Searching for the Sweet Spot in Daily Word Count

My favourite function in Scrivener isn’t any of the fancy layout options, the scratch-pad that exists for eery scene, nor the ability to set up a useful list of metadata attached to any particular slice of a story.

I make use of many of those things, but the thing that keeps me coming back to the program is the function that tracks the daily word count needed to reach a particular deadline (and automatically re-calculates it, when a day goes better or worse than expected).

Which means, most mornings, I boot up my computer and load two trackers: one for my thesis, and one for the current creative project.

Generally, speaking, whatever number is on the session target is what needs to get written in order to tick off my “have written” log on a given day. My actual target is usually slightly higher, because I crave consistency in the hard-edges to my process: generally speaking, the first time I look up from my thesis and I’ve written over a hundred words, it’s time to stop working on it for the day.
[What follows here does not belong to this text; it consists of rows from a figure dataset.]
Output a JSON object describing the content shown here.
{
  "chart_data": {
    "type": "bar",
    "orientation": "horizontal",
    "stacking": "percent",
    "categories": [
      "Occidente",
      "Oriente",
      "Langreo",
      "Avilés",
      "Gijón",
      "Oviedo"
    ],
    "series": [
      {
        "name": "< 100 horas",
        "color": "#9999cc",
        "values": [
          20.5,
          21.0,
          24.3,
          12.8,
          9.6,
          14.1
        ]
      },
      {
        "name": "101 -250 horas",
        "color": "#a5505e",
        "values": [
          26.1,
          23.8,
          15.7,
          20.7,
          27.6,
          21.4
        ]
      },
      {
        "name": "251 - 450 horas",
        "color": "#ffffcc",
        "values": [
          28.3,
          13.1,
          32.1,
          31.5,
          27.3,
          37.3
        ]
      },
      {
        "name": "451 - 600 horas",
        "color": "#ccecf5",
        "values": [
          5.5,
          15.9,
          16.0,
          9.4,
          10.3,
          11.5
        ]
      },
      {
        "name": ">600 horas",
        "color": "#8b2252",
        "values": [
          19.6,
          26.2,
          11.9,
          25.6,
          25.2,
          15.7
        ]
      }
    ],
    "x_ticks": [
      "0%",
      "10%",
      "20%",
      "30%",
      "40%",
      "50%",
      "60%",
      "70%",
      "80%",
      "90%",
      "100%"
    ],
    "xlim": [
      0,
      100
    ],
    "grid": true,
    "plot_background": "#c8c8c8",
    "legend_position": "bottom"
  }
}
The same is true on a fiction project once my progress has cleared 1,666 words.

Both numbers are largely arbitrary, although they occupy a sweet spot between “easy to get” and “needing to push myself” that’s useful to me. Low enough that i don’t fret about hitting the word count, high enough that I need to allocate work hours in order to stand a chance. They give me an opportunity to do a little bit more than needed, edging the session targets down as the project continues.

I get to see the small impacts of working steadily, which gradually add up, without feeling like I’m leaving the keyboard with too little work done. Everything after those draft targets are met is admin, redrafting, writing up my project diary, and planning future projects.

Prior experience says I could probably push myself to write more than I do, try and set the daily average closer to 2,500 words or more. I’m purposefully trying to avoid that, so I finish each day feeling with something left in the tank and a rough edge waiting for me to come and finish off.